Seven reasons why pumpkins shouldn't just be for Halloween

Seven reasons why pumpkins shouldn't just be for Halloween


Posted 31st Oct 2016


Pumpkins are highly nutritious and a great seasonal autumn food which can be enjoyed in a number of ways

The flesh, seeds and seed oil are all highly beneficial for numerous reasons, and to encourage you to include more in your diet, nutrition experts provide the low-down on trying this autumnal vegetable in its different forms

1. It aids weight loss

As nutritionist Cassandra Barns says: "Pumpkin has a delicious sweet flavour like sweet potatoes, yet is much lower in calories and carbohydrates. So it’s a great swap if you’re trying to lose weight, or if you’re on a low-carb diet. It contains a good amount of fibre too – around 3 grams per one-cup serving – so will help keep you fuller for longer".

2 It's good for your skin

Dr. Marilyn Glenville, author of Natural Alternatives to Sugar, says: "Pumpkin, along with vegetables such as carrots, squash and sweet potatoes, contains high levels of beta carotene and other carotenoids, which give them their lovely orange colour. Beta-carotene converts to vitamin A in our body, which is one of the most important nutrients for skin integrity (meaning skin that is firm resists damage and can heal quickly). Beta-carotene itself may also help to prevent free radical damage to our cells that can result in ageing, as it works as an antioxidant. The orange vegetables are delicious as a basis for stews and soups in the winter, or roasted with other vegetables such as peppers, red onions and beetroot."

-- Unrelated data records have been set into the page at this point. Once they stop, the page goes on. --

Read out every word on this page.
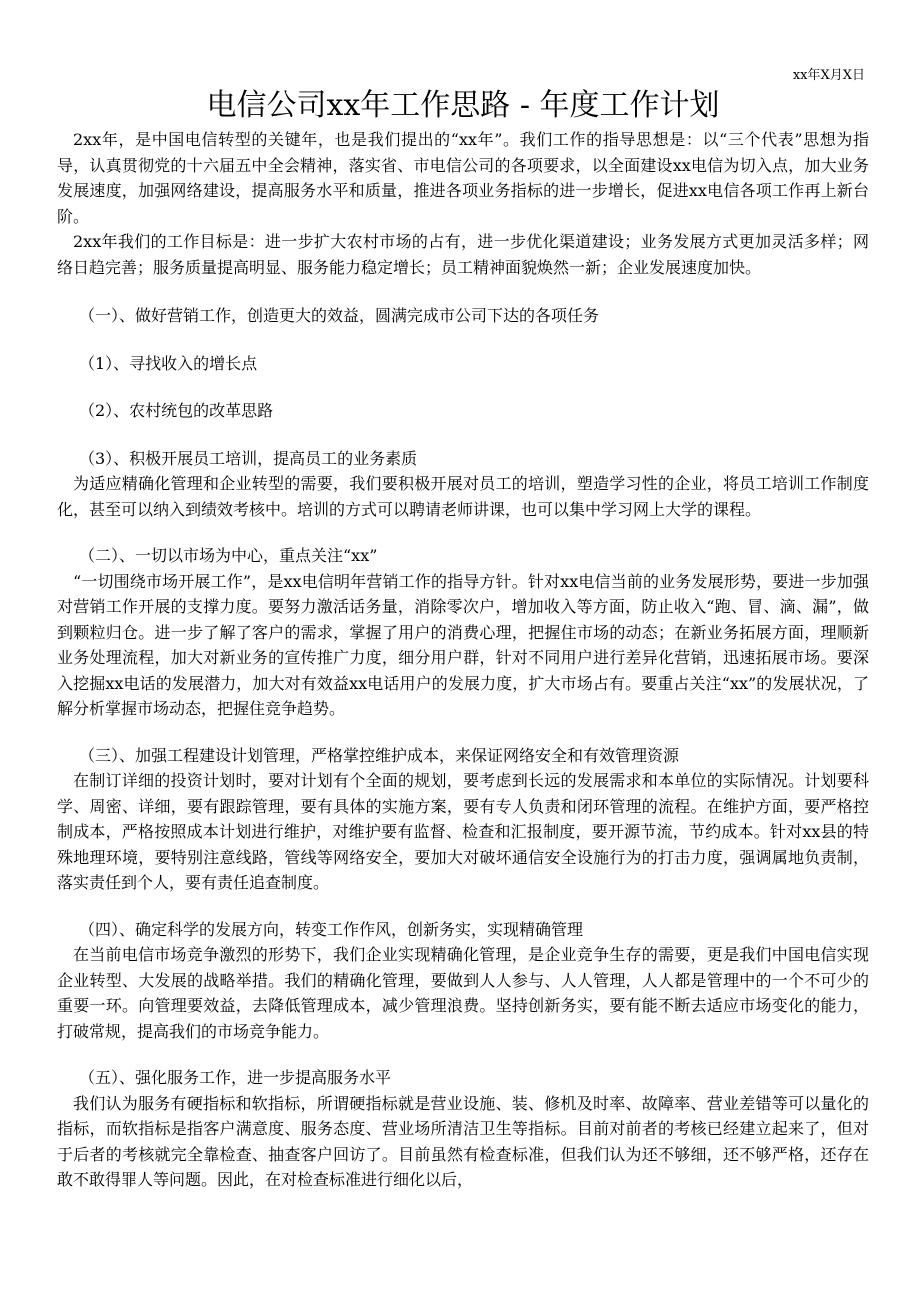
xx年X月X日
电信公司xx年工作思路 - 年度工作计划

2xx年，是中国电信转型的关键年，也是我们提出的“xx年”。我们工作的指导思想是：以“三个代表”思想为指导，认真贯彻党的十六届五中全会精神，落实省、市电信公司的各项要求，以全面建设xx电信为切入点，加大业务发展速度，加强网络建设，提高服务水平和质量，推进各项业务指标的进一步增长，促进xx电信各项工作再上新台阶。

2xx年我们的工作目标是：进一步扩大农村市场的占有，进一步优化渠道建设；业务发展方式更加灵活多样；网络日趋完善；服务质量提高明显、服务能力稳定增长；员工精神面貌焕然一新；企业发展速度加快。

（一）、做好营销工作，创造更大的效益，圆满完成市公司下达的各项任务

（1）、寻找收入的增长点

（2）、农村统包的改革思路

（3）、积极开展员工培训，提高员工的业务素质

为适应精确化管理和企业转型的需要，我们要积极开展对员工的培训，塑造学习性的企业，将员工培训工作制度化，甚至可以纳入到绩效考核中。培训的方式可以聘请老师讲课，也可以集中学习网上大学的课程。

（二）、一切以市场为中心，重点关注“xx”

“一切围绕市场开展工作”，是xx电信明年营销工作的指导方针。针对xx电信当前的业务发展形势，要进一步加强对营销工作开展的支撑力度。要努力激活话务量，消除零次户，增加收入等方面，防止收入“跑、冒、滴、漏”，做到颗粒归仓。进一步了解了客户的需求，掌握了用户的消费心理，把握住市场的动态；在新业务拓展方面，理顺新业务处理流程，加大对新业务的宣传推广力度，细分用户群，针对不同用户进行差异化营销，迅速拓展市场。要深入挖掘xx电话的发展潜力，加大对有效益xx电话用户的发展力度，扩大市场占有。要重占关注“xx”的发展状况，了解分析掌握市场动态，把握住竞争趋势。

（三）、加强工程建设计划管理，严格掌控维护成本，来保证网络安全和有效管理资源

在制订详细的投资计划时，要对计划有个全面的规划，要考虑到长远的发展需求和本单位的实际情况。计划要科学、周密、详细，要有跟踪管理，要有具体的实施方案，要有专人负责和闭环管理的流程。在维护方面，要严格控制成本，严格按照成本计划进行维护，对维护要有监督、检查和汇报制度，要开源节流，节约成本。针对xx县的特殊地理环境，要特别注意线路，管线等网络安全，要加大对破坏通信安全设施行为的打击力度，强调属地负责制，落实责任到个人，要有责任追查制度。

（四）、确定科学的发展方向，转变工作作风，创新务实，实现精确管理

在当前电信市场竞争激烈的形势下，我们企业实现精确化管理，是企业竞争生存的需要，更是我们中国电信实现企业转型、大发展的战略举措。我们的精确化管理，要做到人人参与、人人管理，人人都是管理中的一个不可少的重要一环。向管理要效益，去降低管理成本，减少管理浪费。坚持创新务实，要有能不断去适应市场变化的能力，打破常规，提高我们的市场竞争能力。

（五）、强化服务工作，进一步提高服务水平

我们认为服务有硬指标和软指标，所谓硬指标就是营业设施、装、修机及时率、故障率、营业差错等可以量化的指标，而软指标是指客户满意度、服务态度、营业场所清洁卫生等指标。目前对前者的考核已经建立起来了，但对于后者的考核就完全靠检查、抽查客户回访了。目前虽然有检查标准，但我们认为还不够细，还不够严格，还存在敢不敢得罪人等问题。因此，在对检查标准进行细化以后，
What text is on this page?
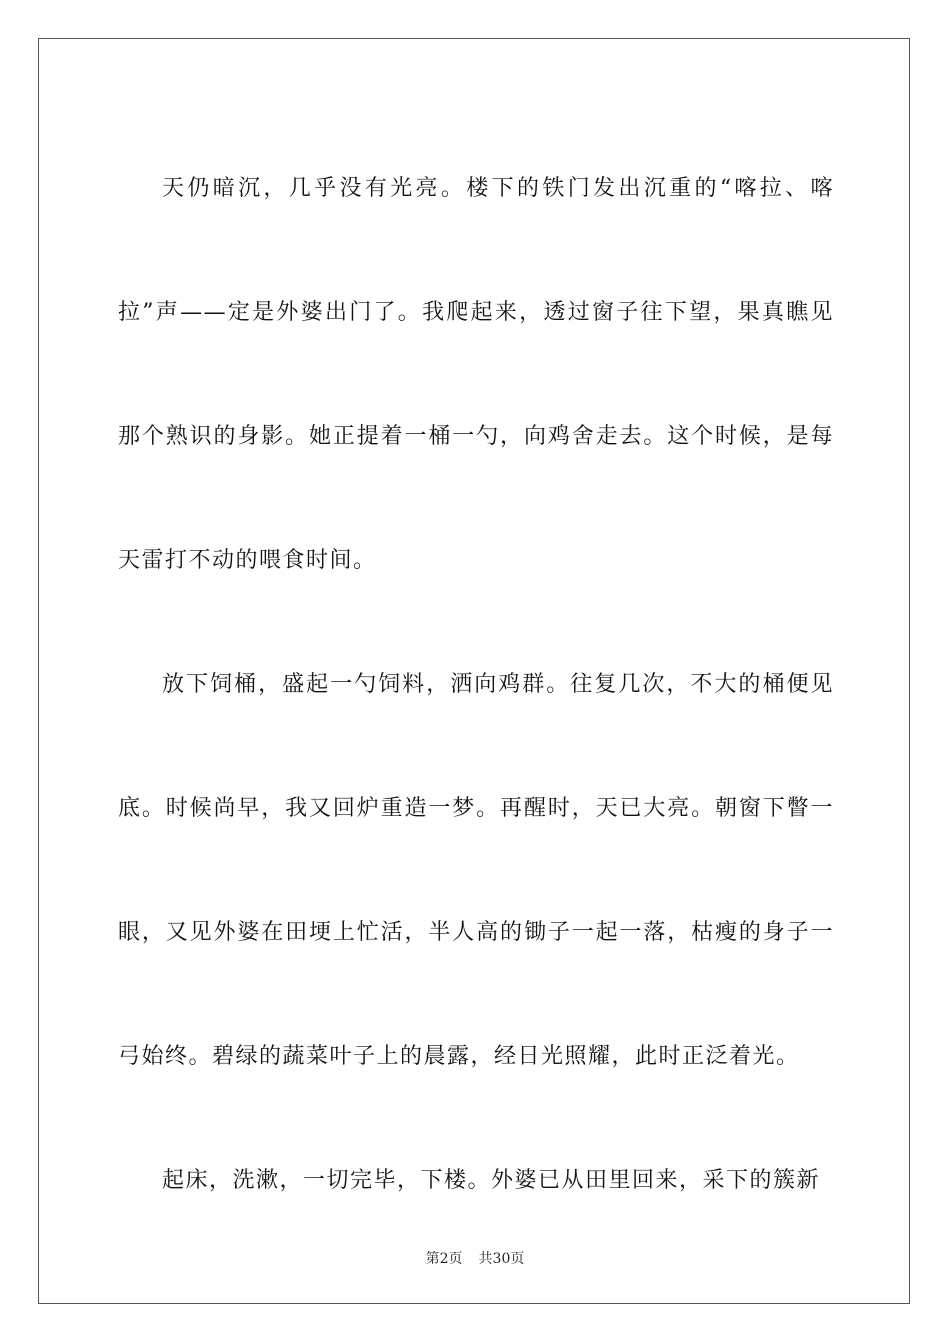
天仍暗沉，几乎没有光亮。楼下的铁门发出沉重的“喀拉、喀拉”声——定是外婆出门了。我爬起来，透过窗子往下望，果真瞧见那个熟识的身影。她正提着一桶一勺，向鸡舍走去。这个时候，是每天雷打不动的喂食时间。

放下饲桶，盛起一勺饲料，洒向鸡群。往复几次，不大的桶便见底。时候尚早，我又回炉重造一梦。再醒时，天已大亮。朝窗下瞥一眼，又见外婆在田埂上忙活，半人高的锄子一起一落，枯瘦的身子一弓始终。碧绿的蔬菜叶子上的晨露，经日光照耀，此时正泛着光。

起床，洗漱，一切完毕，下楼。外婆已从田里回来，采下的簇新

第2页 共30页
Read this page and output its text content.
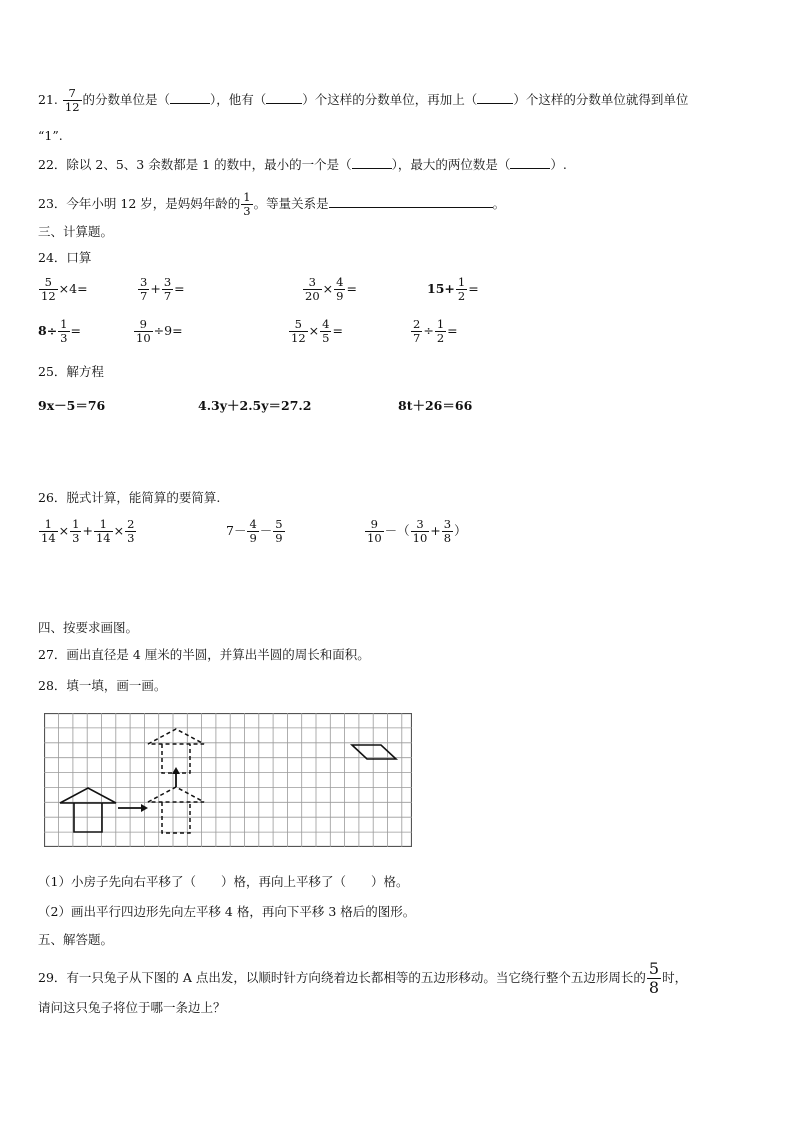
21. $\frac{7}{12}$ 的分数单位是（	），他有（	）个这样的分数单位，再加上（	）个这样的分数单位就得到单位
“1”.
22．除以 2、5、3 余数都是 1 的数中，最小的一个是（	），最大的两位数是（	）.
23．今年小明 12 岁，是妈妈年龄的 $\frac{1}{3}$ 。等量关系是	。
三、计算题。
24．口算
$\frac{5}{12} \times 4=$	$\frac{3}{7} + \frac{3}{7}$ =	$\frac{3}{20} \times \frac{4}{9}$ =	$15+ \frac{1}{2}$ =
$8\div \frac{1}{3}$ =	$\frac{9}{10} \div 9=$	$\frac{5}{12} \times \frac{4}{5}$ =	$\frac{2}{7} \div \frac{1}{2}$ =
25．解方程
9x－5＝76	4.3y＋2.5y＝27.2	8t＋26＝66
26．脱式计算，能简算的要简算.
$\frac{1}{14} \times \frac{1}{3} + \frac{1}{14} \times \frac{2}{3}$	$7- \frac{4}{9} - \frac{5}{9}$	$\frac{9}{10}$ －（ $\frac{3}{10} + \frac{3}{8}$ ）
四、按要求画图。
27．画出直径是 4 厘米的半圆，并算出半圆的周长和面积。
28．填一填，画一画。
（1）小房子先向右平移了（　　）格，再向上平移了（　　）格。
（2）画出平行四边形先向左平移 4 格，再向下平移 3 格后的图形。
五、解答题。
29．有一只兔子从下图的 A 点出发，以顺时针方向绕着边长都相等的五边形移动。当它绕行整个五边形周长的 $\frac{5}{8}$ 时，
请问这只兔子将位于哪一条边上？
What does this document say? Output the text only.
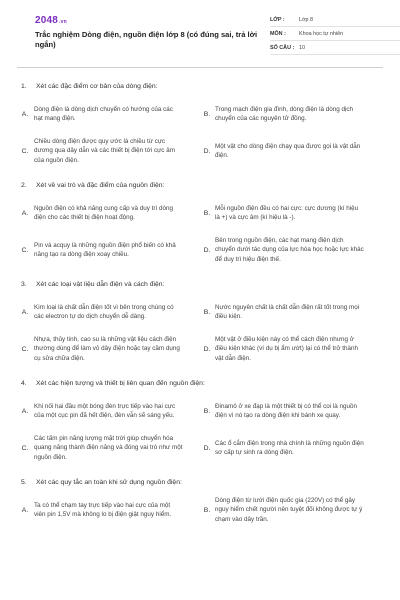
2048.vn
Trắc nghiệm Dòng điện, nguồn điện lớp 8 (có đúng sai, trả lời ngắn)
LỚP :	Lớp 8
MÔN :	Khoa học tự nhiên
SỐ CÂU : 10
1.	Xét các đặc điểm cơ bản của dòng điện:
A.
Dòng điện là dòng dịch chuyển có hướng của các hạt mang điện.
B.
Trong mạch điện gia đình, dòng điện là dòng dịch chuyển của các nguyên tử đồng.
C.
Chiều dòng điện được quy ước là chiều từ cực dương qua dây dẫn và các thiết bị điện tới cực âm của nguồn điện.
D.
Một vật cho dòng điện chạy qua được gọi là vật dẫn điện.
2.	Xét về vai trò và đặc điểm của nguồn điện:
A.
Nguồn điện có khả năng cung cấp và duy trì dòng điện cho các thiết bị điện hoạt động.
B.
Mỗi nguồn điện đều có hai cực: cực dương (kí hiệu là +) và cực âm (kí hiệu là -).
C.
Pin và acquy là những nguồn điện phổ biến có khả năng tạo ra dòng điện xoay chiều.
D.
Bên trong nguồn điện, các hạt mang điện dịch chuyển dưới tác dụng của lực hóa học hoặc lực khác để duy trì hiệu điện thế.
3.	Xét các loại vật liệu dẫn điện và cách điện:
A.
Kim loại là chất dẫn điện tốt vì bên trong chúng có các electron tự do dịch chuyển dễ dàng.
B.
Nước nguyên chất là chất dẫn điện rất tốt trong mọi điều kiện.
C.
Nhựa, thủy tinh, cao su là những vật liệu cách điện thường dùng để làm vỏ dây điện hoặc tay cầm dụng cụ sửa chữa điện.
D.
Một vật ở điều kiện này có thể cách điện nhưng ở điều kiện khác (ví dụ bị ẩm ướt) lại có thể trở thành vật dẫn điện.
4.	Xét các hiện tượng và thiết bị liên quan đến nguồn điện:
A.
Khi nối hai đầu một bóng đèn trực tiếp vào hai cực của một cục pin đã hết điện, đèn vẫn sẽ sáng yếu.
B.
Đinamô ở xe đạp là một thiết bị có thể coi là nguồn điện vì nó tạo ra dòng điện khi bánh xe quay.
C.
Các tấm pin năng lượng mặt trời giúp chuyển hóa quang năng thành điện năng và đóng vai trò như một nguồn điện.
D.
Các ổ cắm điện trong nhà chính là những nguồn điện sơ cấp tự sinh ra dòng điện.
5.	Xét các quy tắc an toàn khi sử dụng nguồn điện:
A.
Ta có thể chạm tay trực tiếp vào hai cực của một viên pin 1,5V mà không lo bị điện giật nguy hiểm.
B.
Dòng điện từ lưới điện quốc gia (220V) có thể gây nguy hiểm chết người nên tuyệt đối không được tự ý chạm vào dây trần.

3 It's full of antioxidants

Pumpkin seed oil has very high levels of natural antioxidants and polyunsaturated fatty acids. The oil is also high in the gamma-tocopherol form of Vitamin E, another powerful antioxidant.

4. Improve your mood

Barns explains: "Pumpkin seeds are one of our best sources of magnesium. This vital mineral is often called ‘nature’s tranquilliser’, as it’s associated with helping us feel calm and relaxed.”

5. See the difference

Barns adds: "The vitamin A we can get from pumpkin flesh (converted in our body from beta-carotene) is also vital for vision. Vitamin A is also said to slow the decline of retinal function in those with certain degenerative eye diseases that can lead to blindness, according to researchers from Harvard. A cup of cubed pumpkin is an easy and tasty way to get your daily-recommended amount of vitamin A."

6 Hearty benefits

Pumpkin antioxidants can have a protective effect on the entire body, including our heart and blood vessels. The levels of fibre in the flesh and seeds help to keep cholesterol in check too. You can always try sprinkling pumpkin seeds on top of your salad.

7 Boost your immune system 

Barns says: "Eating pumpkin can be a great way to help fend off winter bugs. Pumpkin flesh contains a decent amount of vitamin C – a critical immune system nutrient. And vitamin A is also vital for a healthy and balanced immune system. Make a big batch of warming pumpkin soup with ginger and spices for cold winter evenings.”